Selbstbestimmte Mobilität ist ein Menschenrecht!
Wie kommen wir eigentlich von A nach B? Und wie kann es sein, dass es für viele ein derartig emotional aufgeladenes Thema ist, dass sie alles daran setzen dies auch für ihre Mitmenschen zu definieren?
Ich kann mich nicht mehr genau daran erinnern auf welchem Event bzw. Interview unser ehemaliger CEO dieses Statement gemacht hat, es hat sich aber tief in mein Langzeitgedächtnis eingebrannt:
“Das Auto ist sowas wie eine individuelle Unabhängigkeitserklärung!”
Wenn man diesen Satz erstmal sacken lässt, vielleicht aus verschiedenen Blickwinkeln be-trachtet dann wird klar, wie Recht er damit hatte. Zug, Bus, U-Bahn, S-Bahn… welche Form von öffentlichen Transportwegen wir auch wählen…ab dem Moment der Entscheidung zum Kauf eines Tickets sind wir nicht mehr unabhängig. Schon gar nicht, wenn man auf dem “platten Land” lebt (aber dazu später mehr).

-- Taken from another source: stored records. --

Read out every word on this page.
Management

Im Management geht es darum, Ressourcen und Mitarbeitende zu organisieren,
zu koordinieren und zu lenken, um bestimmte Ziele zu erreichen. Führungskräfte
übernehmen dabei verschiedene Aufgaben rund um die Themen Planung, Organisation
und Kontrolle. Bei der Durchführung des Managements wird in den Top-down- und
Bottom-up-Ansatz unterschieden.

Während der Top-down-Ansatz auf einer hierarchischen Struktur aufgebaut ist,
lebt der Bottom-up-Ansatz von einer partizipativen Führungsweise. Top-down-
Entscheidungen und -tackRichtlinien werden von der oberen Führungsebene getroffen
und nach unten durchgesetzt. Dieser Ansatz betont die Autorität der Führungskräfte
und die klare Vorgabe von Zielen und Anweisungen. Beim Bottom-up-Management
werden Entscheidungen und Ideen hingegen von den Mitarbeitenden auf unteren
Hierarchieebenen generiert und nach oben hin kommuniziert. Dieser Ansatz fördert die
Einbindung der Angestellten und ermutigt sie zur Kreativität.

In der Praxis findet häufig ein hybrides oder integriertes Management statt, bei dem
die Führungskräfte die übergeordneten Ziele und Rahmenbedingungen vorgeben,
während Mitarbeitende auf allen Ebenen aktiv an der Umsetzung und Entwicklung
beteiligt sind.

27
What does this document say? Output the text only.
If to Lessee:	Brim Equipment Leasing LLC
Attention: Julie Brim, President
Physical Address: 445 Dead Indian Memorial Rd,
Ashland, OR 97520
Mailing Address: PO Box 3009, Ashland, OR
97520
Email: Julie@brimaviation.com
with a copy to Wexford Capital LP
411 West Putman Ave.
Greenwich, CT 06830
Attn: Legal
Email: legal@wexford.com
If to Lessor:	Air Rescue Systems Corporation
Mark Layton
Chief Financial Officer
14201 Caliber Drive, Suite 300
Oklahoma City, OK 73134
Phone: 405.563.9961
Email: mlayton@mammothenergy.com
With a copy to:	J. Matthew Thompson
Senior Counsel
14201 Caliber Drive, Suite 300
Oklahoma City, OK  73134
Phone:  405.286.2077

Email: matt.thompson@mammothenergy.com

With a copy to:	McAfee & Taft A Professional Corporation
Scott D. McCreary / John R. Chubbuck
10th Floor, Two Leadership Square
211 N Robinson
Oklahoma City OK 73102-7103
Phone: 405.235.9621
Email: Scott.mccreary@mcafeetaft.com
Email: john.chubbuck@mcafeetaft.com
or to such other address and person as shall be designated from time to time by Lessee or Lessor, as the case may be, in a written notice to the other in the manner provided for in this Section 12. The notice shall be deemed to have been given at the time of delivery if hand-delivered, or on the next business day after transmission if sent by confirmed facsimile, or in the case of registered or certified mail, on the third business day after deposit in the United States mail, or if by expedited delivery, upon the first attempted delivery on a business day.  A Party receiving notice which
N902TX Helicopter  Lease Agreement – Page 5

Zum Automaten (oder Fahrer/in), auf einem Fahrplan die Abfahrtszeiten ermitteln, mit vie-len anderen Fahrgästen einsteigen, hoffen einen Sitzplatz zu finden, sämtliche Zwischen-stopps erleben und final an einer Station ankommen, die hoffentlich möglichst nah am Wunschziel liegt. Öffentliche Verkehrssysteme sind vor allen Dingen die ultimative De-finition des “goldenen Mittelwegs” und müssen möglichst viele Menschen durch unsere urbanen Zentren bewegen.
Hier schlägt das Herz dieser Industrie und wenn wir uns die öffentliche Debatte der letzten Monate anschauen, dann wird diese auch aus den Metropolen vorgegeben.
Damit wir uns nicht falsch verstehen… ich wohne seit knapp 11 Jahren in einer Stadt, die auf einem Drittel der Fläche Berlins 7 Millionen Menschen unterbringt. Der individuelle Verkehr wird hier vor allen Dingen über Roller abgebildet, von denen alleine hier 1.2 Millionen registriert sind. Aber ich fahre Bahn, Bus, Rad bzw. nutze das ultimative Micromobility Trend-Gadget: Schuhe!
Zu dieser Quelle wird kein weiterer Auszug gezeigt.